So, this last weekend I went to New York City for the first time in my life. It is by far the biggest, craziest, most incredible place I've ever been. I've grown up in beautiful places on the west coast... but they have been small and 'environmentally beautiful,' so to speak. NYC is beautiful in an entirely different way. The amount of diversity and culture that you can cross as soon as you walk out the door is fascinating. Every culture in the world must be represented there, and in mass numbers. From business men to artists, labor workers to crazy ass bag ladies screaming to no one about everyone, musicians, tourists.... absolutely incredible.

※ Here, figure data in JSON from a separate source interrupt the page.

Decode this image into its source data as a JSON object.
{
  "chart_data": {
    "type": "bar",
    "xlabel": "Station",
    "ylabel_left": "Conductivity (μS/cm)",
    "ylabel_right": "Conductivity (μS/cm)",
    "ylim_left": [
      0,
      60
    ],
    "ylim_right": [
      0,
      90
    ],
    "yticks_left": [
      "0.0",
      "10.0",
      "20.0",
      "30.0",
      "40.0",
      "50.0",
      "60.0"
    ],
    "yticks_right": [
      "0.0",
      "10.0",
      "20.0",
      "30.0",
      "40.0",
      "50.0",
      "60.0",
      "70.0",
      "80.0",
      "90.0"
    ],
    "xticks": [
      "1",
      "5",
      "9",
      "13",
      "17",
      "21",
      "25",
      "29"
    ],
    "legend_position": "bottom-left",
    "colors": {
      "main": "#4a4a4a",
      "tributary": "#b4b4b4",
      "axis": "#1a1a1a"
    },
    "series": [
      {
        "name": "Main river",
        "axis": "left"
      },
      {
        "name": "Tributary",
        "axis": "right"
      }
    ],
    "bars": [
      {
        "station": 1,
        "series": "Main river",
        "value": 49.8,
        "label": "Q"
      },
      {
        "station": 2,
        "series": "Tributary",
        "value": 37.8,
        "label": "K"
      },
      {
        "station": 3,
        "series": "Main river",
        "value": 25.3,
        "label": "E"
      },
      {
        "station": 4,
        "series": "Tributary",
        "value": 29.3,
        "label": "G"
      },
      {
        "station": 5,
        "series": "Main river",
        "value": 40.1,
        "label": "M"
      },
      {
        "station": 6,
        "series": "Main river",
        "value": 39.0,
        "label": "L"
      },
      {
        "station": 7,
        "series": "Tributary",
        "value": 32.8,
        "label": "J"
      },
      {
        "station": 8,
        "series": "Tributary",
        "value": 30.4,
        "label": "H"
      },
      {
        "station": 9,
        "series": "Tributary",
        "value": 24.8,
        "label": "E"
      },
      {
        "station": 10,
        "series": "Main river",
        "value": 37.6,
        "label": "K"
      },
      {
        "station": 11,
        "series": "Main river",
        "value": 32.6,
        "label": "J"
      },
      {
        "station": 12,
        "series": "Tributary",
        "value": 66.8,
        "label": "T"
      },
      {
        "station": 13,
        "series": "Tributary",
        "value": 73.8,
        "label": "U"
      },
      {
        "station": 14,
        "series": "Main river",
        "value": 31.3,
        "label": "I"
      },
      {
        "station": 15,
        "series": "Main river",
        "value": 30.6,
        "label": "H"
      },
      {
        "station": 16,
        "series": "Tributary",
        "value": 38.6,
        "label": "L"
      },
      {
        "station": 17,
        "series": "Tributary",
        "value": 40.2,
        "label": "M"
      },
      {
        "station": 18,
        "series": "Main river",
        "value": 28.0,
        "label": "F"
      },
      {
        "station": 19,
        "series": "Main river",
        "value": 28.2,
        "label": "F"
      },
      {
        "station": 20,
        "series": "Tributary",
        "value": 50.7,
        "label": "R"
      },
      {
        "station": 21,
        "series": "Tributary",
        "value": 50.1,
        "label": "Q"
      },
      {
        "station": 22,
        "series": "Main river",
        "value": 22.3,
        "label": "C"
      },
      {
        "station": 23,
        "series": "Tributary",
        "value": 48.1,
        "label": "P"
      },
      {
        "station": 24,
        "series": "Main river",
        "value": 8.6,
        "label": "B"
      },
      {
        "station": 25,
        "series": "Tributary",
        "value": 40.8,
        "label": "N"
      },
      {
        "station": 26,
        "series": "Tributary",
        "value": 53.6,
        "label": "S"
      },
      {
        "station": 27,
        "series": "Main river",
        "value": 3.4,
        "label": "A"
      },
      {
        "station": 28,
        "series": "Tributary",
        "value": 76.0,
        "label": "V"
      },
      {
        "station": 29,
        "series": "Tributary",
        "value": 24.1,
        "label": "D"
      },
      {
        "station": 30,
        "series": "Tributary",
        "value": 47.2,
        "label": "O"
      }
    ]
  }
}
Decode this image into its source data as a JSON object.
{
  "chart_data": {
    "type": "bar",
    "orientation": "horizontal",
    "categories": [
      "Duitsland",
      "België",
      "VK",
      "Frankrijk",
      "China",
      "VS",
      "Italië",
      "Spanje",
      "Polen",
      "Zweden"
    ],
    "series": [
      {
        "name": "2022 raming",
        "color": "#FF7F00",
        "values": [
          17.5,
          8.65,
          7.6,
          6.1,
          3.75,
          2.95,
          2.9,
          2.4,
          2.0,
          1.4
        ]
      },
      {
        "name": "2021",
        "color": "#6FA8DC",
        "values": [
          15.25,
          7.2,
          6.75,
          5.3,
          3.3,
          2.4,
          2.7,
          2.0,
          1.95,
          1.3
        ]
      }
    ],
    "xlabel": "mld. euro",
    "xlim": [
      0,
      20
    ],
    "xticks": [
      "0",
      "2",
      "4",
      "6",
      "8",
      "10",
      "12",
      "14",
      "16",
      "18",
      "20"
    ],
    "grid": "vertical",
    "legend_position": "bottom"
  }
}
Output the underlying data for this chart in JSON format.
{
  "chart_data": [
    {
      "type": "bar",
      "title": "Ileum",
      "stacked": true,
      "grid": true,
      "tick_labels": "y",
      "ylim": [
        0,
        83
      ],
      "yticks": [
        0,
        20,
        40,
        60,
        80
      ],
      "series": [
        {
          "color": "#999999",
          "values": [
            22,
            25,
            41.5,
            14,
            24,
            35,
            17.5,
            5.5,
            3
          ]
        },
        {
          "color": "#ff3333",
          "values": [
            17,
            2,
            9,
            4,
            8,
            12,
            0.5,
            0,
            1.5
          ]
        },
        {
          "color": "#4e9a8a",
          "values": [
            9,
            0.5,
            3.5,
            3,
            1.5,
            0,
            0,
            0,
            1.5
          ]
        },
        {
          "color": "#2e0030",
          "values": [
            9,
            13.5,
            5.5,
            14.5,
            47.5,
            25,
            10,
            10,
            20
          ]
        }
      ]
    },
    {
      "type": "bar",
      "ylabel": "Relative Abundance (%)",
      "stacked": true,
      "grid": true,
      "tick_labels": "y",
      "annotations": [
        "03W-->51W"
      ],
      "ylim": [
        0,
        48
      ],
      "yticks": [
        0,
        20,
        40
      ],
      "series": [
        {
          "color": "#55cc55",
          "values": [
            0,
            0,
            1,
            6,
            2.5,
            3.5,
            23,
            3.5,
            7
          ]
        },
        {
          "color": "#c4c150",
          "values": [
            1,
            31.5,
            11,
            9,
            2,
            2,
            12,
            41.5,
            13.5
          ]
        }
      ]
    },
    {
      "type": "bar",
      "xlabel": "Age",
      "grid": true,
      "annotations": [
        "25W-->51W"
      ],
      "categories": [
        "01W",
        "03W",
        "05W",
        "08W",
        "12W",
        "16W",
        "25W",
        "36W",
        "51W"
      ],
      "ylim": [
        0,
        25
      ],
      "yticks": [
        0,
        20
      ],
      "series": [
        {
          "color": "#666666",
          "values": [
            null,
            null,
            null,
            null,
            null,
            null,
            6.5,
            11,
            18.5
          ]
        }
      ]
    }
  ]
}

I was dually impressed and troubled by the ability of the people there to live in such close proximity with each other, while not divulging their own personal world. It was fascinating to ride the subway and watch a sharply dressed young professional sit next to a dirty musician (like me) and not even blink an eye. People are so intertwined and yet so disassociated with each other... pretty crazy.
Despite the fact that I was a small town Wyoming boy walking the streets much like Crocodile Dundee, I felt like I was one of them... one of the city people. I liked it so much that I'm even entertaining the idea of moving there.
The thing that troubled me about NYC is the fact that a person could live there, among millions of people, and still be alone. You would think that being so close to so many other humans would only multiply the amount of interaction, but I found it to be the opposite. It's ironic and sad that when people want be alone, all they really have to do is go where everyone else is. Of course, I'm making generalizations... I know there are plenty of people in NYC that reach out to others; who are outgoing and fearless when it comes to interpersonal communications. But still, a person could go years before ever running into one.
Enough negativity tho. All in all, I have never been more intrigued than I was this last weekend. Truly an incredible place.
Ike
7 Comments:
this blog makes me sad for you... your eyes are so sad. one day you won't be so afraid to live... and love. you just have to let go of what you think is you and be who you are. Fearless, strong, and loved. believe it, and you will have the freedom to innitiate the love you want to share but are afraid to step into. Instead of watching all the sadness you will break that silence and be light... and love. Just say "hello" and smile. you are so loved my brother. Walk in it.
My friend, I don't know why you are so sad for me... I was just making an observation about a place that I'm totally unfamiliar with. Don't be sad for me bro... thanks for the concern tho, :-)
Isaac
hey your song is wonderful
very lucky in your life and in the your music
thoreau wrote about this feeling of being alone in crowded places--check it out in Walden.
Hey! You got a blogspot blog! Sweet!
I've never been to NYC before, but I'm thinking it'd be nice to blend in for a while, not get noticed.
Sometimes it's hard observing things that others don't, but that's what also sets you apart.
yeah, but the important thing is: who is the true RBI Baseball CHAMP!!!
Oh, I now what you are talking about I live in the bay area now...but I am from Seattle. I always feel like a small town girl who gets lost in the crowd. I am just a down home girl, who tried to make it big in the big city. We have all seen the TV movie. It is the feeling of being surround with people and still being alone. It is no different then being alone in the middle of wyoming.